Currently, energy attribute certificates, or EACS — similar to renewable energy credits — are based on annual matching, denoting how much clean power a user theoretically buys and uses in a year.
But if that power is mostly generated by solar in the summer, for example, the user is actually still relying on fossil fuel generation in the winter. Hourly matching can help ensure that renewable energy is literally powering an operation, but critics have said the software and other technology isn’t available to document hourly matching on a large scale any time soon.
Toby Ferenczi is co-founder and CEO of Granular Energy, a software company that provides hourly matching certification to utilities around the world. He says such documentation is entirely feasible and will drive construction of more renewable energy, including for powering green hydrogen.
“How do you as a consumer choose one type of electricity over another?” asked Ferenczi. “Whether you are a homeowner trying to buy clean energy for your home, or a tech company trying to buy clean energy for your data center, or a green hydrogen developer trying to buy green energy for your electrolyzer, it’s the same question.”
Hourly matching does not prevent green hydrogen producers from diverting renewable energy from the grid and causing other customers to rely on fossil fuels. But affixing time stamps to renewable energy credits and mandating hourly matching for tax credits will create market value for renewable energy used in real time, Ferenczi argues, driving the construction of more renewables and energy storage. Batteries or other storage technologies can store renewable energy that would also qualify for hourly matching when dispatched.
“Eventually tradable instruments can be priced according to supply and demand, with revenue streams for things like energy storage and flexibility, as well as more renewable energy,” Ferenczi said. “If you’re a green hydrogen producer, you could either sign lots of individual contracts with individual wind farms or solar farms, or just sign up for a product from your local utility or energy supplier” that can provide clean energy with hourly-matched credentials.
Even hydrogen producers that have exclusive power purchase agreements, or PPAs, with new renewable developments or on-site renewables will still need energy from the grid when the wind isn’t blowing or sun isn’t shining, he argues.
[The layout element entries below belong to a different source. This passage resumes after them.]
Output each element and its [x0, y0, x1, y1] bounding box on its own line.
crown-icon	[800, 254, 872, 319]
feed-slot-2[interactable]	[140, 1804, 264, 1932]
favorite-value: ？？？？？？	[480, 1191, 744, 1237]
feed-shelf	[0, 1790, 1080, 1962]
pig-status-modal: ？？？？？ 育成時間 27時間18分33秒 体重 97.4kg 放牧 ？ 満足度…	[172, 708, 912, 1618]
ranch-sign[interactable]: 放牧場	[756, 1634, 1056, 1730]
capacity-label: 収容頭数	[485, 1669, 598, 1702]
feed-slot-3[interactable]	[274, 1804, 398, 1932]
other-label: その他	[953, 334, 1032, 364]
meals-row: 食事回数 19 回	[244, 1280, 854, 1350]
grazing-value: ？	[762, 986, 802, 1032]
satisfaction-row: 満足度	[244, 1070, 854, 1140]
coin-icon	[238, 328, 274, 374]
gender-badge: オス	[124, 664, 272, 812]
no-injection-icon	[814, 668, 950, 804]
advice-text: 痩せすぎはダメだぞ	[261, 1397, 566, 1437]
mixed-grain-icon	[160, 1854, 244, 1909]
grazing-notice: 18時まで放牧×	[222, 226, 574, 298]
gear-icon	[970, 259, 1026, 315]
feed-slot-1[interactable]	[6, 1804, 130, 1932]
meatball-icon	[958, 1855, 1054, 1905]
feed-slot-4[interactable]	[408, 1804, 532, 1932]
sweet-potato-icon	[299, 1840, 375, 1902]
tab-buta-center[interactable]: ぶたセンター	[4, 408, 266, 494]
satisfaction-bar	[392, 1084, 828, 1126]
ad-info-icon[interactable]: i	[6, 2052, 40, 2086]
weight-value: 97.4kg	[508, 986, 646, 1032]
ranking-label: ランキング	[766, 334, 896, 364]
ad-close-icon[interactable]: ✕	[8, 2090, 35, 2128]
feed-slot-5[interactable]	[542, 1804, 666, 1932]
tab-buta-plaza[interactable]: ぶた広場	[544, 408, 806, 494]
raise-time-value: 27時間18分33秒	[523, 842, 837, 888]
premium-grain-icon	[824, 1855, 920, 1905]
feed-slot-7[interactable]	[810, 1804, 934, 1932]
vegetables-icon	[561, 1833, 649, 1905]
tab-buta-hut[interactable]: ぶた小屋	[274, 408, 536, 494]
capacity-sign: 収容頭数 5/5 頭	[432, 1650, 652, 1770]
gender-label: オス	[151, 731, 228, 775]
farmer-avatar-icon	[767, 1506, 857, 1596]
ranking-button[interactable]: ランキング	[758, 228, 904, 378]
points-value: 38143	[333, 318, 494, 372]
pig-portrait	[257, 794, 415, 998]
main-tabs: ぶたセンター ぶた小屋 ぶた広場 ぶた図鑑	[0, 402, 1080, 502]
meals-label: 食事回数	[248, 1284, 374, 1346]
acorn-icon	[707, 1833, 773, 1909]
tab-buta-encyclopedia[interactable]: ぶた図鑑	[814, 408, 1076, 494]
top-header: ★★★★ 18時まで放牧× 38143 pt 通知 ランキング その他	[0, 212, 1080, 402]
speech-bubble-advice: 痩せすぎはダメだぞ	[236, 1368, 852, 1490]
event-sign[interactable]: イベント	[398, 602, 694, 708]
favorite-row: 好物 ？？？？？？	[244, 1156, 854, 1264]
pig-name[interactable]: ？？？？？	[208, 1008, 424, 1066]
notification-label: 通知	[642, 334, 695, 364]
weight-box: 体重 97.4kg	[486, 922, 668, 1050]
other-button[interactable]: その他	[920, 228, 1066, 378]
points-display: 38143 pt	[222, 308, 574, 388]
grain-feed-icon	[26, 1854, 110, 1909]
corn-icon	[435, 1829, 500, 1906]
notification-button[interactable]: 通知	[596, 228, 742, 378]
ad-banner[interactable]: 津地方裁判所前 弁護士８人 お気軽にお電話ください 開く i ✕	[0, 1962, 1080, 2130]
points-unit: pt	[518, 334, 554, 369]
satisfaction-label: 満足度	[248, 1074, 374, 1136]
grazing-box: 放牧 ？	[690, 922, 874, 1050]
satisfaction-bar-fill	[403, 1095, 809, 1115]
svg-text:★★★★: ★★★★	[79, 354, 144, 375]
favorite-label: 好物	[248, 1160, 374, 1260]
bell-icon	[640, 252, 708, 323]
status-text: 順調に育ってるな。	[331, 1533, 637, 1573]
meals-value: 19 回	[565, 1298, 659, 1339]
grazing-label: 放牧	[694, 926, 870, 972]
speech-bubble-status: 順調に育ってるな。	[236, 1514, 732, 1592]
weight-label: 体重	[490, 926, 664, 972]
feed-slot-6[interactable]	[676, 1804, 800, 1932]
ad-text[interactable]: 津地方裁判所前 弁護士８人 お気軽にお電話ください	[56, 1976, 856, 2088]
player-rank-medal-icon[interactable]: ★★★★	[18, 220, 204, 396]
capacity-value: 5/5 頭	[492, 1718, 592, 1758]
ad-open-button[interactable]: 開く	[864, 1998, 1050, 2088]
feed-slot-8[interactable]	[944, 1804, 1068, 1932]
So hourly matching will help them ensure all their power is truly green. He thinks hourly matching is a potentially better way to create more renewable energy than PPAs with new renewable developments.
“Additionality is first of all very difficult to prove. Even if you’re the one that signed a PPA, how do you know that someone else wouldn’t have signed that same PPA?” he asked. “Is it the person who signed the PPA who gets to claim the benefit, as opposed to the person who put up the equity or debt for the project or took the risk of developing the site at the very beginning? It’s very difficult to claim additionality and then assign the rights to those claims to any one individual.”
Time-stamped EACs are kept in a registry operated by regional transmission organizations. While technology upgrades will be needed to handle hourly matching nationwide, Ferenczi said PJM and other transmission organizations — including New England’s — already have similar capability.
Ferenczi said it is crucial that tax credit rules retain strong requirements to ensure “clean” hydrogen production doesn’t actually increase emissions, and called on regulators to make sure the proposed rules “aren’t watered down.”
“They’re absolutely essential to preventing what could be a catastrophe in terms of carbon emissions, that pushes up the cost of electricity for everyone,” said Ferenczi, who previously founded an international NGO called Energy Tag focused on time-stamped EACs. “If we build a fleet of gas turbines to meet this increased demand [for electricity to make hydrogen] because you don’t have an hourly matching requirement, you’re going to have a perverse side effect which is the opposite of what you intended.”